Skinner viewed these various facets of his work as closely related, making for a highly consistent theory of human behavior, in which the critical analysis of social processes in modern society was deeply rooted in the experimental analysis of the behavior of animal subjects in the laboratory. So global an ambition has been criticised, and clearly various aspects of his contribution did not have the same fate. If the operant technique is now a widely used procedure to many purposes in experimental research in psychology and related ﬁelds, if his early attempts to build teaching machines appear now as ancestors of computer assisted learning and teaching, if a number of principles of contingencies analysis are now currently put in practice in behavior therapies, radical behaviorism has been seriously questioned and even shaken by the rise of the cognitivist approach in psychology, while Skinner’s social philosophy has been attacked from diﬀerent fronts both on ideological and scientiﬁc grounds.

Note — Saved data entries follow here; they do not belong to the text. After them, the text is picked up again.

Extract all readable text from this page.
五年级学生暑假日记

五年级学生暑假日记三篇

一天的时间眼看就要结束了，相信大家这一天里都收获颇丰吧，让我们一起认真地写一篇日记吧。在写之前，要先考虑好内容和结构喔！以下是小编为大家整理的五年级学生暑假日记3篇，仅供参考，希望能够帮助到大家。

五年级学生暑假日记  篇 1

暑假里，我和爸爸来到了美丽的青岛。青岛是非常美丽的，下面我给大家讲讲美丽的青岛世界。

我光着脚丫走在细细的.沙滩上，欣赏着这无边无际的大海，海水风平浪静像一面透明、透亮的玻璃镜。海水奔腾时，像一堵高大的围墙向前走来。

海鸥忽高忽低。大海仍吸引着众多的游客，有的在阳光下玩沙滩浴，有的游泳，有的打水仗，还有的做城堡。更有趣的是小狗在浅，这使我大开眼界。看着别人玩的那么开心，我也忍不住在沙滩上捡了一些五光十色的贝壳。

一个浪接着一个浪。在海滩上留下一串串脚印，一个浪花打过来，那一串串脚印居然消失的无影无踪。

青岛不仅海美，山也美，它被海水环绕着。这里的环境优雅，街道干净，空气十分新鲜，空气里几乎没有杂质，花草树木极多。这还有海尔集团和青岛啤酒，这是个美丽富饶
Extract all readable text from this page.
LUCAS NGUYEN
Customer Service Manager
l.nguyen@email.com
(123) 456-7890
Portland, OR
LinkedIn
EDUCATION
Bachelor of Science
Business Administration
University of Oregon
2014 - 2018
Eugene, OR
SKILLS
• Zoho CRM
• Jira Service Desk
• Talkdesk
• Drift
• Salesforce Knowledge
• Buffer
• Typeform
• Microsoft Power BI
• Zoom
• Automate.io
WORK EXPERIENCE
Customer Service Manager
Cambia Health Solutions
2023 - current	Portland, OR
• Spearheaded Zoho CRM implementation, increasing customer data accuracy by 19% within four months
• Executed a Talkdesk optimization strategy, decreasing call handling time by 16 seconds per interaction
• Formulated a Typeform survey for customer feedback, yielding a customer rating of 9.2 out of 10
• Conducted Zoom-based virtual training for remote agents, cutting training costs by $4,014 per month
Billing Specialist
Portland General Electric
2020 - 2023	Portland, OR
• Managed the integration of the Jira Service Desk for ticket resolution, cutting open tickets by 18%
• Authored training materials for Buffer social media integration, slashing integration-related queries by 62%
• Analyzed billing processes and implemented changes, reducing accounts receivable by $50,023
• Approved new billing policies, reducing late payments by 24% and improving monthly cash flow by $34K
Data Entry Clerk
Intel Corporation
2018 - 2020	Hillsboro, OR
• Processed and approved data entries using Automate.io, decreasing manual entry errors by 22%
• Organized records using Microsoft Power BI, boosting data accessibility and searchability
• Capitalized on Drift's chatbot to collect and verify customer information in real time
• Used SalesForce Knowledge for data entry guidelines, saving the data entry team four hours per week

As most great theory builders of the twentieth century in psychology, from Sigmund Freud and Watson to Jean Piaget, Skinner may be blamed for having reduced the explanation of human nature to a very limited set of concepts and ﬁndings, namely those he had forged and observed in his own restricted ﬁeld of research and reﬂection, ignoring even other concepts and facts in neighboring ﬁelds of psychology, leaving alone of other sciences. It is clear that Skinner has made no attempt at integrating, for example, contributions of developmental or of social psychology, nor those of sociology, cultural anthropology, or linguistics. Such neglects might have been deliberate, legitimated by the will to concentrate on what were, in Skinner’s mind, essential points left out by other branches of psychology or other sciences dealing with human societies. However, they might appear as sectarianism to those who favor an integrative and plurisdisciplinary approach to the complex objects of human sciences. It cannot be decided whether his inﬂuence would have been larger or smaller had he adopted a less exclusive stand.